WASHINGTON (AP) — The FBI investigated Attorney General Jeff Sessions for possible false statements to Congress, according to published reports.

ABC News first reported that Andrew McCabe, the former deputy FBI director fired last week by Sessions, authorized an investigation into Sessions last year about whether Sessions misled Congress when he denied having any contacts with Russians during the 2016 presidential election.

The Justice Department later acknowledged that Sessions had had two encounters with the then-Russian ambassador, Sergey Kislyak. That led congressional Democrats to seek an FBI investigation into whether Sessions had knowingly made false statements.

Sessions stepped aside in March 2017 from overseeing the Justice Department’s investigation into possible ties between Russia and the Trump campaign.

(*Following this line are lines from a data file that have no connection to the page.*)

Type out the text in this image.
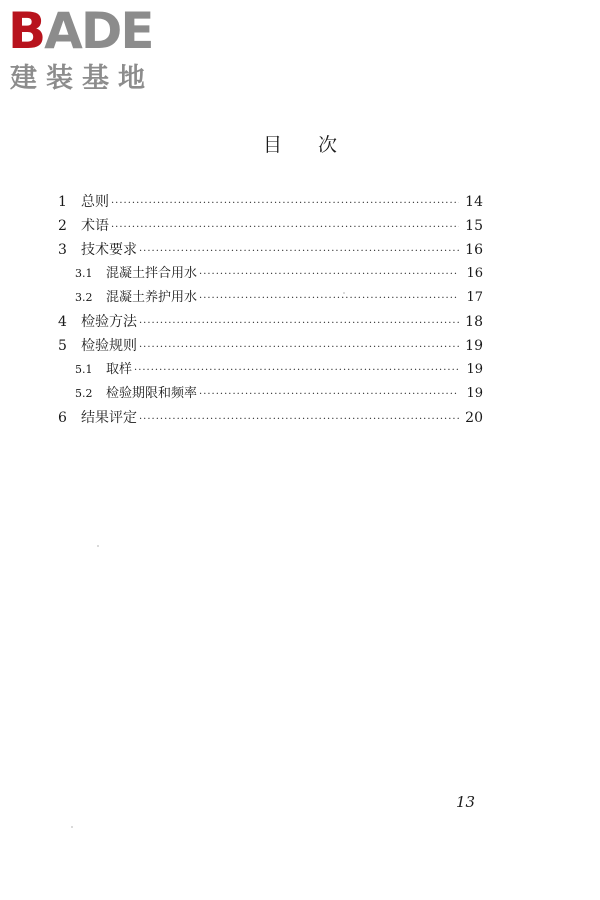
BADE
建装基地
目次
1	总则 ·····	14
2	术语 ·····	15
3	技术要求 ·····	16
3.1	混凝土拌合用水 ·····	16
3.2	混凝土养护用水 ·····	17
4	检验方法 ·····	18
5	检验规则 ·····	19
5.1	取样 ·····	19
5.2	检验期限和频率 ·····	19
6	结果评定 ·····	20
13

Sessions’ deputy, Rod Rosenstein, is now in charge of the probe by special counsel Robert Mueller, who was appointed last May and who interviewed Sessions earlier this year.

Chuck Cooper, a lawyer for Sessions, said he has been told that there’s no current investigation into Sessions for false statements.

“The Special Counsel’s Office has informed me that after interviewing the Attorney General and conducting additional investigation, the Attorney General is not under investigation for false statements or perjury in his confirmation hearing testimony and related written submissions to Congress,” Cooper said.

Sessions’ statement came at a January 2017 confirmation hearing in response to a question from then-Sen. Al. Franken, D-Minn. He asked Sessions what he would do if there was evidence that anyone from the Trump campaign had been in touch with the Russian government during the campaign.

Sessions replied he was “unaware of those activities.”

Then he added: “I have been called a surrogate at a time or two in that campaign and I didn’t have, did not have communications with the Russians, and I’m unable to comment on it.”

The Justice Department said Sessions’ answer was not misleading because he had not been asked about meetings he had with Russian officials while he was a Republican senator from Alabama. Sessions withdrew from the Russia investigation the day after his contacts with Kislyak were disclosed. Sessions said he could not oversee an investigation into a campaign in which he was involved.

As for McCabe, Session said he dismissed the former FBI official based on a recommendation from bureau disciplinary officials, who concluded that McCabe had not been candid during an investigation by an internal watchdog.